Members worked together to set up the guild booth at the Fiber Arts Fiesta.

It has never been a problem to find someone to do any necessary job. Everyone seems willing to do whatever they are best suited to do. Some have done the same work many times, ie: submitting proposals for exhibits, making the labels for our work, handling our monies, planning ads for shows, submitting a newspaper announcement—all the jobs necessary to keep a group functioning smoothly. I think our respect for each artist and their work and the “family” atmosphere we achieve account for this. When someone has done a particular job for as long as they feel able, they simply say so, and someone else (sometimes after a period of silence in the meeting!) will volunteer to take over. We have never had officers nor felt the need for them. Recently a member was named “president” so we could qualify to become a member group of SPIN.

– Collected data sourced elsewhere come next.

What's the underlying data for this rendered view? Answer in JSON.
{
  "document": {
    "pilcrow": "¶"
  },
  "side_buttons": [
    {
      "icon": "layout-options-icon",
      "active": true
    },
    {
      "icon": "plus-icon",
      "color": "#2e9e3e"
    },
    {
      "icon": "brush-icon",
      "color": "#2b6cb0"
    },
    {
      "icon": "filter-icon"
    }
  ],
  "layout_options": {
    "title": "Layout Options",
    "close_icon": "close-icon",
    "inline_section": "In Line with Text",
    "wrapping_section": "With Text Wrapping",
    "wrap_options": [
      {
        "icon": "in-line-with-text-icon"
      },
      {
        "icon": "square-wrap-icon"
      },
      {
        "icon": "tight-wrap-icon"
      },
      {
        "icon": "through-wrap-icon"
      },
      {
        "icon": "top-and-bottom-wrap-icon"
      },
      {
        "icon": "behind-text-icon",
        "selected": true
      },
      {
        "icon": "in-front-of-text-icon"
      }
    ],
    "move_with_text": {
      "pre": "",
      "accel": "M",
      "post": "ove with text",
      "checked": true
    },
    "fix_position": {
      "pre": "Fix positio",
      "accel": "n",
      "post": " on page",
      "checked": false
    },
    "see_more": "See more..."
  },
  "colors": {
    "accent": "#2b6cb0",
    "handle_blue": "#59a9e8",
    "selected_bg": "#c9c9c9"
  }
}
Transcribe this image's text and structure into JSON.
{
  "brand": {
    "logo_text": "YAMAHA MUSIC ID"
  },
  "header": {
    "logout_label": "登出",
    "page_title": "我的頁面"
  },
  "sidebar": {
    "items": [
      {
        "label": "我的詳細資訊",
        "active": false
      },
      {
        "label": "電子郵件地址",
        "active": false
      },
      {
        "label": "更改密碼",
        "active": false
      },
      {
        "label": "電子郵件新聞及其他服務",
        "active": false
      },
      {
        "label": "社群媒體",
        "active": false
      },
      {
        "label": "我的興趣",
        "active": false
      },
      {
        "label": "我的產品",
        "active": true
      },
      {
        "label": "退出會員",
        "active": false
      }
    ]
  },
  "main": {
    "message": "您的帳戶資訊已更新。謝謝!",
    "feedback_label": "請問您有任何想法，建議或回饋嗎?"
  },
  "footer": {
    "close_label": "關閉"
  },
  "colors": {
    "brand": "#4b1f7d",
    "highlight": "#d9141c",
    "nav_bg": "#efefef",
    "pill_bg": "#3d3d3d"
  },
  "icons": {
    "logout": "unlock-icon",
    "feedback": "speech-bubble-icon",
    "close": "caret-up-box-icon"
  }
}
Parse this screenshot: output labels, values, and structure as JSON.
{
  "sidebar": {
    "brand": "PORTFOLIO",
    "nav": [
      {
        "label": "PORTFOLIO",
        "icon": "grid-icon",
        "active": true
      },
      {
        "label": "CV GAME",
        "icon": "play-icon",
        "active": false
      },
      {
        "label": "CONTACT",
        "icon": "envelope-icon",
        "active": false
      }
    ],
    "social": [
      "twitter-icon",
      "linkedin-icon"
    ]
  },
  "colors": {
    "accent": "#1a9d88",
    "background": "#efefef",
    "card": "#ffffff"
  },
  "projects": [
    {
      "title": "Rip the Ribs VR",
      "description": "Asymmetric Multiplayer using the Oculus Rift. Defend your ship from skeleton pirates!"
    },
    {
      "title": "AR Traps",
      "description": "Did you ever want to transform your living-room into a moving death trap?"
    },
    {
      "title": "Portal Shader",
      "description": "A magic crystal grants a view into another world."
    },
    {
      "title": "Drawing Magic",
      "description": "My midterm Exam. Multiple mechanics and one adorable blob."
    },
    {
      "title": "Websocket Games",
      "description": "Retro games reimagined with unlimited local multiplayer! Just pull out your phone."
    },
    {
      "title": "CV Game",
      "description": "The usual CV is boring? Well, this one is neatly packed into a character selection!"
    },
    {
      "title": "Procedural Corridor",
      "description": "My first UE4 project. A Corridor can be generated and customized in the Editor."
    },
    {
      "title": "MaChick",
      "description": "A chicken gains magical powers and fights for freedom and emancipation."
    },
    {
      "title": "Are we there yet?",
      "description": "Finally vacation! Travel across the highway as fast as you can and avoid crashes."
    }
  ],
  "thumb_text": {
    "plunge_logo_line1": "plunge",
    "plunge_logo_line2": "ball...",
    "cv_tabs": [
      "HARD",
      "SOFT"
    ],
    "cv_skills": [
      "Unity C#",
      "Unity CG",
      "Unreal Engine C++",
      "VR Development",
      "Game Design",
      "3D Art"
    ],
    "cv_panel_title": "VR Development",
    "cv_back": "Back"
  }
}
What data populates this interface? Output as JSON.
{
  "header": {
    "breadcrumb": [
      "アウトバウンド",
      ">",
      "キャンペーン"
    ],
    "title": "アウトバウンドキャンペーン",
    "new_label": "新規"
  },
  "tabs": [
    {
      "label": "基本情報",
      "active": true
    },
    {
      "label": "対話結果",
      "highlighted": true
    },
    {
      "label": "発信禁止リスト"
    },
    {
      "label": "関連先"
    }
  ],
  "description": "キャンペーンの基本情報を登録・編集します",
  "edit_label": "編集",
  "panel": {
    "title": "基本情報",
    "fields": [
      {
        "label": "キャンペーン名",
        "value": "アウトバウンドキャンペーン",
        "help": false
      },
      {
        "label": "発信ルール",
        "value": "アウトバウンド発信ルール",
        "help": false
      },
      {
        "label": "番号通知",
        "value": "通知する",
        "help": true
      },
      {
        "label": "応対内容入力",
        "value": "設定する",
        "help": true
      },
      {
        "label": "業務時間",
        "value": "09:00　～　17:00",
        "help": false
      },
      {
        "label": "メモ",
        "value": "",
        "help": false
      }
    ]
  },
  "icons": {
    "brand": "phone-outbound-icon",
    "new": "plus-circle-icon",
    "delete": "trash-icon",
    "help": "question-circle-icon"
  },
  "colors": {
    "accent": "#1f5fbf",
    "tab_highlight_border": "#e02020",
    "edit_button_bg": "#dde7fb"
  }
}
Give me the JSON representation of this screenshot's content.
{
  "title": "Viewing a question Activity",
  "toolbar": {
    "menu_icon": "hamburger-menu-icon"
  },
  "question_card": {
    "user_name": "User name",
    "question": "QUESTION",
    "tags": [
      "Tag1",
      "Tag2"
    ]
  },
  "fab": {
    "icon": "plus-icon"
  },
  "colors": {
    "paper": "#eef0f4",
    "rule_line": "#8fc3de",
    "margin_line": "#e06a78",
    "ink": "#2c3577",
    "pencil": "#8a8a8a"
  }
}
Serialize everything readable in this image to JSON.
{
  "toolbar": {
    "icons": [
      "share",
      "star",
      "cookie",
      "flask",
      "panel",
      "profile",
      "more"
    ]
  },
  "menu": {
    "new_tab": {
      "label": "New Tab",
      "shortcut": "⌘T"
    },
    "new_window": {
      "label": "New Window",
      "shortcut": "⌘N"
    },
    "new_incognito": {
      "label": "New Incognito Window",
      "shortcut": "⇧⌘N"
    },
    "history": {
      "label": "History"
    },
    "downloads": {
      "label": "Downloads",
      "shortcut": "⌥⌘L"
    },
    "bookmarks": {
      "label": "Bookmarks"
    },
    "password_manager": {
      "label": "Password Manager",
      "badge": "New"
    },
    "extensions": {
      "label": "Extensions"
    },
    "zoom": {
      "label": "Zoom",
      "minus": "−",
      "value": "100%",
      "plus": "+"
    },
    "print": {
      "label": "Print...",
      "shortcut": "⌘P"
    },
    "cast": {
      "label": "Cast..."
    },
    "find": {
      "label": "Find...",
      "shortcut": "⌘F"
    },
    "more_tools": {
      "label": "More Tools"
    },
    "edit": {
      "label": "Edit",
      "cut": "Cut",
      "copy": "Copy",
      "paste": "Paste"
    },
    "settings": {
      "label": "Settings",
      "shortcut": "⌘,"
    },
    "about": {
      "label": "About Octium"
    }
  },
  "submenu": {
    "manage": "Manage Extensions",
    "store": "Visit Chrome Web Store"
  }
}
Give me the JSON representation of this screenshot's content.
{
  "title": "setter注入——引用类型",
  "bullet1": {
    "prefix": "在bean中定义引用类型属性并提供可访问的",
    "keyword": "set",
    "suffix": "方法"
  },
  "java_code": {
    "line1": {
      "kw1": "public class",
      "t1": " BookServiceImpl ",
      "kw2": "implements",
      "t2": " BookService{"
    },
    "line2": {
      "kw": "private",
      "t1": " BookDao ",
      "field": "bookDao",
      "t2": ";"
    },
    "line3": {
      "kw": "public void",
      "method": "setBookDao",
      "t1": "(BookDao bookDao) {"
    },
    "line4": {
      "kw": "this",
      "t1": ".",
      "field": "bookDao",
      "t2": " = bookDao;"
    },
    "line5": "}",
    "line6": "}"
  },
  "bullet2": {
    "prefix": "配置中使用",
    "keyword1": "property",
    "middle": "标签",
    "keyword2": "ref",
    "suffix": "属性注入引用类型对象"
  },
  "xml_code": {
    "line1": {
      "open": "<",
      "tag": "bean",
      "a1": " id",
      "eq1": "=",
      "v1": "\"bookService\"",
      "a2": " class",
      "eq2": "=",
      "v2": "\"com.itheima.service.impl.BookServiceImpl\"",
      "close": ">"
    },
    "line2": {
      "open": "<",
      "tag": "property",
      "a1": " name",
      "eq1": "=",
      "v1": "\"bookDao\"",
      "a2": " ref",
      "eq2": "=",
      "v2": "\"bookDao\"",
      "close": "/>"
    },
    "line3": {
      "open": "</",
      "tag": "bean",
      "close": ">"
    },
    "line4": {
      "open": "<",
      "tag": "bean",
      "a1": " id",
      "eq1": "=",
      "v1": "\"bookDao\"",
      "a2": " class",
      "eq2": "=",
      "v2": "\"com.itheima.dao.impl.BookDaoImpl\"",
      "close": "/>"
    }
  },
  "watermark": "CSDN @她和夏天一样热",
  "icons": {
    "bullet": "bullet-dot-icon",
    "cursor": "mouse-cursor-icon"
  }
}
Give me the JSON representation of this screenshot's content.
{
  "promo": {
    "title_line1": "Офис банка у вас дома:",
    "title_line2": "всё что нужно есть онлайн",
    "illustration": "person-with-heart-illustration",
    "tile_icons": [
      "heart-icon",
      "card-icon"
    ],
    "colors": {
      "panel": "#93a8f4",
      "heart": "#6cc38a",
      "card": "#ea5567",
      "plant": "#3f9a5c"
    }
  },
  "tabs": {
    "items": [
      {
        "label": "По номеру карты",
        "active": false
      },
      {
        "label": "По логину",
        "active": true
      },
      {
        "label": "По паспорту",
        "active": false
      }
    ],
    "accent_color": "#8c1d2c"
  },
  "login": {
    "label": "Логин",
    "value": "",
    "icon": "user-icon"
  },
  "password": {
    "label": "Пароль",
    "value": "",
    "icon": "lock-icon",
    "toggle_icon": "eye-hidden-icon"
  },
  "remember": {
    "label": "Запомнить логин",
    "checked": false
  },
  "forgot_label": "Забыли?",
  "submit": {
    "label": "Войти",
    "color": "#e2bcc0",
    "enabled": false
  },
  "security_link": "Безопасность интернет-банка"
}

The “office” of treasurer became necessary as our money arrangements changed. For many years we had no dues—our only expense was the mailing out of notices of the meetings by that month’s hostess. As the group grew and the cost of doing this also grew we began dues of $10 a year. Before long everyone was “on line” and postage was no longer a problem. Then came the expenses for shows and ads, and our dues were raised to $15 a year. If the activity is one in which everyone participates, the cost comes out of our treasury. If it is something involving only a few, they split the cost and cover it themselves.

Several years ago we questioned whether our group should be strictly limited to those painting on silk. We had several newer members who worked in other textile techniques. When the subject came up there were some very sad faces around and the question, “Where will we go...there are no other groups for us!” It was quickly decided to keep them all and the group has been nothing but better for it. They bring new points of view for all of us, and everyone has profited from their inclusion.

“We are now proud to be the largest and oldest such guild in the country.”

quilt day

We gathered in August, 2013, in Mildred's studio to paint our guild quilt for the 2014 SPIN conference.

When others contributed their ideas for this “history” the most repeated comment by far was the acceptance and respect for everyone's work. Also mentioned was the regular meeting schedule which keeps us in close contact, the many shows during the year which kept you “on your toes” with new work and, by far, the comradeship of those just starting in the field, those more experienced and those of nationwide repute, the lack of expecting new members to conform to an established “hierarchy” (which we never have had!). While our group has grown steadily we have lost a few members: some who were more “hobby” oriented with little interest in growing, but more often because of moving to another area or changing their artistic medium.

As to our name: our membership grew steadily through those who saw us at shows, the Fiber Arts Fiesta, people who took classes with those of us who teach, someone we saw at a show, etc. When people began driving an hour or more from around the state to be part of our group, we changed to The New Mexico Silk Painters Guild.

We are now proud to be the largest and oldest such guild in the country.